On the Pacific shore matters were different. Spanish gold from the fabulously rich mines of Peru was carried leisurely up the coast in vessels manned chiefly by negro slaves. At Panama it was unloaded and taken across the isthmus. Then it was carefully guarded, and vessels well supplied with Spanish troops bore it across the ocean to the treasure vaults of Philip. It did not occur to the Spaniards that even an English corsair would venture to round Cape Horn, and when Drake appeared among the unprotected ships and the unfortified settlements, he found an easy prey. It was less dangerous for him to cross the Pacific and double the Cape of Good Hope than to return to England among the Spanish vessels on the Atlantic; and that is why Drake was the first Englishman to sail around the world.

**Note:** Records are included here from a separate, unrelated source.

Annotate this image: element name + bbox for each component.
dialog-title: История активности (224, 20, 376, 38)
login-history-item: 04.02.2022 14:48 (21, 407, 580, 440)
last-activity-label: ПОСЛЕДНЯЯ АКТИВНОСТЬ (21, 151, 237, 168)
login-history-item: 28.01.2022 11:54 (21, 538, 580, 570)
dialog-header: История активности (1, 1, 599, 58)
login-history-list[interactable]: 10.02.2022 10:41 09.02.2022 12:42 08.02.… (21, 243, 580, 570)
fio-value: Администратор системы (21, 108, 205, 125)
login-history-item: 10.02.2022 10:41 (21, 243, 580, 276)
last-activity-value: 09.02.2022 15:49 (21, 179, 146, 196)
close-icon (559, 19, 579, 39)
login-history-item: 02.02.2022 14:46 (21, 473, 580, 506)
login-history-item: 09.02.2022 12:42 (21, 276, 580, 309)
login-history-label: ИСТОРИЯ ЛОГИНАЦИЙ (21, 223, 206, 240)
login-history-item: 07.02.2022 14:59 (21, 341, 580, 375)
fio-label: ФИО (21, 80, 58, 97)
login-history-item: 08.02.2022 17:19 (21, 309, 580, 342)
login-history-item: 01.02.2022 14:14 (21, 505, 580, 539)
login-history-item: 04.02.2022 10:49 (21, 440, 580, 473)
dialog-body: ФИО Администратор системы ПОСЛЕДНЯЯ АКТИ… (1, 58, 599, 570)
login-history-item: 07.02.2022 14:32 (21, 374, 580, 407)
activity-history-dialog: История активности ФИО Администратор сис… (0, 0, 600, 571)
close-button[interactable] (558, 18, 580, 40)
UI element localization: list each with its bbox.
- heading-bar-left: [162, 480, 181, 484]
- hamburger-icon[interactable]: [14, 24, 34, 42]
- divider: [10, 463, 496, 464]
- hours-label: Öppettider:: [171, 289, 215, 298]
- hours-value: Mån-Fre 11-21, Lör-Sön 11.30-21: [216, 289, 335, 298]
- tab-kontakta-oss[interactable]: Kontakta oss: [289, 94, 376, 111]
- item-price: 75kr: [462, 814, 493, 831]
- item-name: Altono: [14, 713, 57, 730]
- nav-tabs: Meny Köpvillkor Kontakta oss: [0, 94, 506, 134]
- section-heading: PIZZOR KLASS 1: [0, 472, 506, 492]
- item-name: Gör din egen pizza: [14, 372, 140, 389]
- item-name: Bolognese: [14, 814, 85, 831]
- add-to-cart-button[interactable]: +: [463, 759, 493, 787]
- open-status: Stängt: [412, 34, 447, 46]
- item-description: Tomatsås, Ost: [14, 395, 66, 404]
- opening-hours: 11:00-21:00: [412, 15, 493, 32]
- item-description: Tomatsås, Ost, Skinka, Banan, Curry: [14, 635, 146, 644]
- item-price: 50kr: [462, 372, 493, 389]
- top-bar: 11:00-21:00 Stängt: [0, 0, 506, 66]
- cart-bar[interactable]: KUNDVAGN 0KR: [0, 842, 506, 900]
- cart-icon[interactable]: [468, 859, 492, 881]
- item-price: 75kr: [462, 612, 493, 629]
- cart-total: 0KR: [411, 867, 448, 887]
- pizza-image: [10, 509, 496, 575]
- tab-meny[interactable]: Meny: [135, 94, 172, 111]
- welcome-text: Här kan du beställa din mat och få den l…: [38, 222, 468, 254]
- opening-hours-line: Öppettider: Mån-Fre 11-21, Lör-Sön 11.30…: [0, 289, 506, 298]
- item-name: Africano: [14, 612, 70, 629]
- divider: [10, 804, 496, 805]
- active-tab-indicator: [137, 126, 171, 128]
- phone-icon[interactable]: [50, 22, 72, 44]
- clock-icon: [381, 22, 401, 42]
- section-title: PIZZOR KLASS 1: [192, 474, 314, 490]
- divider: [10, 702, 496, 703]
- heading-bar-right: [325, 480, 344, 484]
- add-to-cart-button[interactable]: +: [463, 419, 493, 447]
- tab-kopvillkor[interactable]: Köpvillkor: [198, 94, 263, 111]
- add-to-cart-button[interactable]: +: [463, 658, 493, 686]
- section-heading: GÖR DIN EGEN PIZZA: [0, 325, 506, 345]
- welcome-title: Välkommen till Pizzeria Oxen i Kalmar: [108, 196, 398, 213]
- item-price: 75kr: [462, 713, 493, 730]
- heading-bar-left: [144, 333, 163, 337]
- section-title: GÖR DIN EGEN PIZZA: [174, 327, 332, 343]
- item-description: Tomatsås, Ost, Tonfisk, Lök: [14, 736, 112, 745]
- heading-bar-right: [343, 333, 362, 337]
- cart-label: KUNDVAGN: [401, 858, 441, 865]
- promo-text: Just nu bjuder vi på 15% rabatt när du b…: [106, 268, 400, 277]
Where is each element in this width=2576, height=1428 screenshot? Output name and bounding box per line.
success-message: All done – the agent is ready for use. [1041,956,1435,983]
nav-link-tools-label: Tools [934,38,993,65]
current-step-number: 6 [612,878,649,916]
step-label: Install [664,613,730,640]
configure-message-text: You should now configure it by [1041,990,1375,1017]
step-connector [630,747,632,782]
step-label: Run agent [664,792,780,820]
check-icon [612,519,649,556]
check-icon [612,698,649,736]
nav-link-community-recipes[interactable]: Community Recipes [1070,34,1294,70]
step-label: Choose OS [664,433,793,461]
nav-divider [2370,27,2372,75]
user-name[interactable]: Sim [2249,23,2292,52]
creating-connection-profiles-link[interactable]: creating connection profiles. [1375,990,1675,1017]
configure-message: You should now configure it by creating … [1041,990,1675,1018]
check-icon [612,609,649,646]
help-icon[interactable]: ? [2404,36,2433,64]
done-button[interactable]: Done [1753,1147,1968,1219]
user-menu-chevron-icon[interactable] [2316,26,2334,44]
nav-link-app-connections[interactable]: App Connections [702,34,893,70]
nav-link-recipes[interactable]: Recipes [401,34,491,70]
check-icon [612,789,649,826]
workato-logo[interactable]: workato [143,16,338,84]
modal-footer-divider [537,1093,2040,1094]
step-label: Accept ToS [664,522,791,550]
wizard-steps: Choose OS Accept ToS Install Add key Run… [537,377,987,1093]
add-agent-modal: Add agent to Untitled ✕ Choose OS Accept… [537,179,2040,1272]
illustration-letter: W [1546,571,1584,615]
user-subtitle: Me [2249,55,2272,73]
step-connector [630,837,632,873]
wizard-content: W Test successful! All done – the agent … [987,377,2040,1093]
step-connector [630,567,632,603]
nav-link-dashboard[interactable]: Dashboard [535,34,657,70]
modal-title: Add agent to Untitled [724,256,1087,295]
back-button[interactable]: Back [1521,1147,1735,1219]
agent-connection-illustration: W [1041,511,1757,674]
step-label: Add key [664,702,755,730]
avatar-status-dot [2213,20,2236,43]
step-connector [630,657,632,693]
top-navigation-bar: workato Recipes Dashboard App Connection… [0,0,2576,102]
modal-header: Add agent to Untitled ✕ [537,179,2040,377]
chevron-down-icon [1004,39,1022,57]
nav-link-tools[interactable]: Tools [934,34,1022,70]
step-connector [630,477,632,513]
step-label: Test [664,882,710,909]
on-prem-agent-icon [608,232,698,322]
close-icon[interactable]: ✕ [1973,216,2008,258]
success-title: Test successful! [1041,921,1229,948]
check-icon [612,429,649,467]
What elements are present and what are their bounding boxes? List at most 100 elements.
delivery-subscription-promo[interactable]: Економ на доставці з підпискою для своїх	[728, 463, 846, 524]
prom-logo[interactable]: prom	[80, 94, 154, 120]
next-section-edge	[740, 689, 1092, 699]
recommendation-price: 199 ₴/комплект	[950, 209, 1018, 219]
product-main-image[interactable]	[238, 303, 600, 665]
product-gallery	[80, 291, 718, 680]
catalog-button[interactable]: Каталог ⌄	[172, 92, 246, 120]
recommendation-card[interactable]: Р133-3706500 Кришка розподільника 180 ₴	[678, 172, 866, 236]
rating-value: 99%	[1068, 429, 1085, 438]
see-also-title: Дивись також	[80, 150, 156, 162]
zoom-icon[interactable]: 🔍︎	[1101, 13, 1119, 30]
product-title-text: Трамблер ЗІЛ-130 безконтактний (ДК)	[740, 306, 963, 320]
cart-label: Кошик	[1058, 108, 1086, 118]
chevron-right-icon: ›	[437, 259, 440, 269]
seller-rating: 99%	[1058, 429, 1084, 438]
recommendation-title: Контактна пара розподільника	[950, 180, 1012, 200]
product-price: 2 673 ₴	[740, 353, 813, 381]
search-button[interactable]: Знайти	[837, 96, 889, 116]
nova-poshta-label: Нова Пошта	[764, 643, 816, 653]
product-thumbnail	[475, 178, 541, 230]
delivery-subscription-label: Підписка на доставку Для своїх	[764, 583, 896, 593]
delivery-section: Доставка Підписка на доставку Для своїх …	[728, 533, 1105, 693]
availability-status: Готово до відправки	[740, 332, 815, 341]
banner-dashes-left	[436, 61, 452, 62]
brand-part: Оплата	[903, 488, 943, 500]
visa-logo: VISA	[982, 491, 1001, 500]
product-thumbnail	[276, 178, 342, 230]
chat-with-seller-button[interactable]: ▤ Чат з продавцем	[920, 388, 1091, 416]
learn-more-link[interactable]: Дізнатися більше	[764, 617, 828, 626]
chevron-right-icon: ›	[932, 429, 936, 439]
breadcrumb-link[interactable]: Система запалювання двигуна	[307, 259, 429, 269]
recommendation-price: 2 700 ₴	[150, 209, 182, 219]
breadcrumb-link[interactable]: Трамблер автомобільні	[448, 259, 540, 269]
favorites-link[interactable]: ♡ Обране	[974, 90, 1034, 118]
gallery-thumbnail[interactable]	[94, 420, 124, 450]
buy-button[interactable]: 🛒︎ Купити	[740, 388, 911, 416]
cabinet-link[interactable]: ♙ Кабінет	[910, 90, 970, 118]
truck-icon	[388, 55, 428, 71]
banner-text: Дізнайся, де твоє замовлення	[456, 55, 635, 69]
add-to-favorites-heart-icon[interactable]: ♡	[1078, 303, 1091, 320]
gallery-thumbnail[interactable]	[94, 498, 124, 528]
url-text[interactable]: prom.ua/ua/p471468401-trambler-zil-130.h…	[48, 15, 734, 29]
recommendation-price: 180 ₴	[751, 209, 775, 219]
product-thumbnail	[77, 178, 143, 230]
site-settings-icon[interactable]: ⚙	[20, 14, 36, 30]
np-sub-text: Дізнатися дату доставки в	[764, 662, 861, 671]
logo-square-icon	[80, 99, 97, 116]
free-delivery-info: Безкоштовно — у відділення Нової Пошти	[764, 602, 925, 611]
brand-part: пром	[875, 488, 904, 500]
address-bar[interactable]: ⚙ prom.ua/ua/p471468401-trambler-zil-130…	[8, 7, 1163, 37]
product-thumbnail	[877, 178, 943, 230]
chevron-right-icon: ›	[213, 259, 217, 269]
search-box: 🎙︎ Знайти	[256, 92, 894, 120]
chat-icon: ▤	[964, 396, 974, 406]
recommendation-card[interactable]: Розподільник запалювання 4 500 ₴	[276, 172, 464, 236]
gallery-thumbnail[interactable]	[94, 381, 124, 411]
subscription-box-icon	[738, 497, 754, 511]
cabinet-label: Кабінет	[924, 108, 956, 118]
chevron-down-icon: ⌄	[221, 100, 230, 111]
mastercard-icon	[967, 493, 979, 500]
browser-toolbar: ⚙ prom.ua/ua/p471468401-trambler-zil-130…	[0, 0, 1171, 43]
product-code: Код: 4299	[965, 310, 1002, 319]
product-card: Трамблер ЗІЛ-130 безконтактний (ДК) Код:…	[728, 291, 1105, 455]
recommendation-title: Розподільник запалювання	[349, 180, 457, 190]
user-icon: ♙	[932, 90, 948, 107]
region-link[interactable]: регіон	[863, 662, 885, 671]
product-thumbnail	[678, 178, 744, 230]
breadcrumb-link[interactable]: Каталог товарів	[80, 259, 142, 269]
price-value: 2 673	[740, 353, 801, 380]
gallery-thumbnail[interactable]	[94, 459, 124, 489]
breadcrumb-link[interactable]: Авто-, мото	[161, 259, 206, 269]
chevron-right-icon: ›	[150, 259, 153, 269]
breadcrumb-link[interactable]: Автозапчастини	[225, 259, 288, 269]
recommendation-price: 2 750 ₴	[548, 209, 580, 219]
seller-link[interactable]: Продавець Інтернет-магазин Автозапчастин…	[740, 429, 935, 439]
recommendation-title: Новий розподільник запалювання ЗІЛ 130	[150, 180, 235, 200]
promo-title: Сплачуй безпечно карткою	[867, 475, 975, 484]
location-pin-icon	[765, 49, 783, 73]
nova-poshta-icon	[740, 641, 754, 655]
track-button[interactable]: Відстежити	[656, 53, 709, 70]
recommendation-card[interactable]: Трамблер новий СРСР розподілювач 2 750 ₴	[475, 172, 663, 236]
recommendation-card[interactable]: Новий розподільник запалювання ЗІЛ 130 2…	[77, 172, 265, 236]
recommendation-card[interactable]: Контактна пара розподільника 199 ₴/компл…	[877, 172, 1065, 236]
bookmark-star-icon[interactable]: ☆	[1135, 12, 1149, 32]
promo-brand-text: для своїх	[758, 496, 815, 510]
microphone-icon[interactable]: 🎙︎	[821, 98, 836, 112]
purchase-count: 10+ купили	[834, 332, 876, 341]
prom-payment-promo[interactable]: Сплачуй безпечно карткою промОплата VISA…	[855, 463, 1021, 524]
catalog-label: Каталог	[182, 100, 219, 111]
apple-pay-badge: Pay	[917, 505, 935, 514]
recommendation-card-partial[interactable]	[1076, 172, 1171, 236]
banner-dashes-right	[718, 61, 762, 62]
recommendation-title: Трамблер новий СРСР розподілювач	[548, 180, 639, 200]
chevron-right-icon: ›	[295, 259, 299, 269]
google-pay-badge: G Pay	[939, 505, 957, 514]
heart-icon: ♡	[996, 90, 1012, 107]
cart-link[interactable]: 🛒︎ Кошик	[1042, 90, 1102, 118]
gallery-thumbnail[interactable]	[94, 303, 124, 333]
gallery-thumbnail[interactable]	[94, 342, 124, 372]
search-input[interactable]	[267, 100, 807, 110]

These English buccaneers sailed under a sort of roving commission from the queen. They were to give her a share of their profits, but they knew well that if they could not extricate themselves from any trouble that they might fall into with Philip, she would make no effort to defend them, but would declare that they had had orders to do no harm to her “good friend, the king of Spain.” Still, the prizes of success were so enormous and the charm of adventure so enticing that there was no lack of bold leaders to rob the coffers of Spain, to fill the treasury of Elizabeth, and to prepare experienced seamen for the great struggle that awaited England when Philip “of the leaden foot” should at last arise and show his might.
CHAPTER XIII
THE NEW WORLD
To most of the sailors of Elizabeth’s time the chief inducement to make a voyage to the westward lay in the possibility of winning Spanish gold in one way or another, but a few sailed with quite a different object. A little more than a century before Drake’s famous voyage around the world, Columbus had crossed the Atlantic, hoping to find a shorter passage to India. In the days of Elizabeth it was well known that a continent blocked the way to Asia, but mariners had no idea that North America was nearly as broad as it has proved to be, and they were ever hoping to find a passage through it to the wonderful countries of spices and gems and perfumes.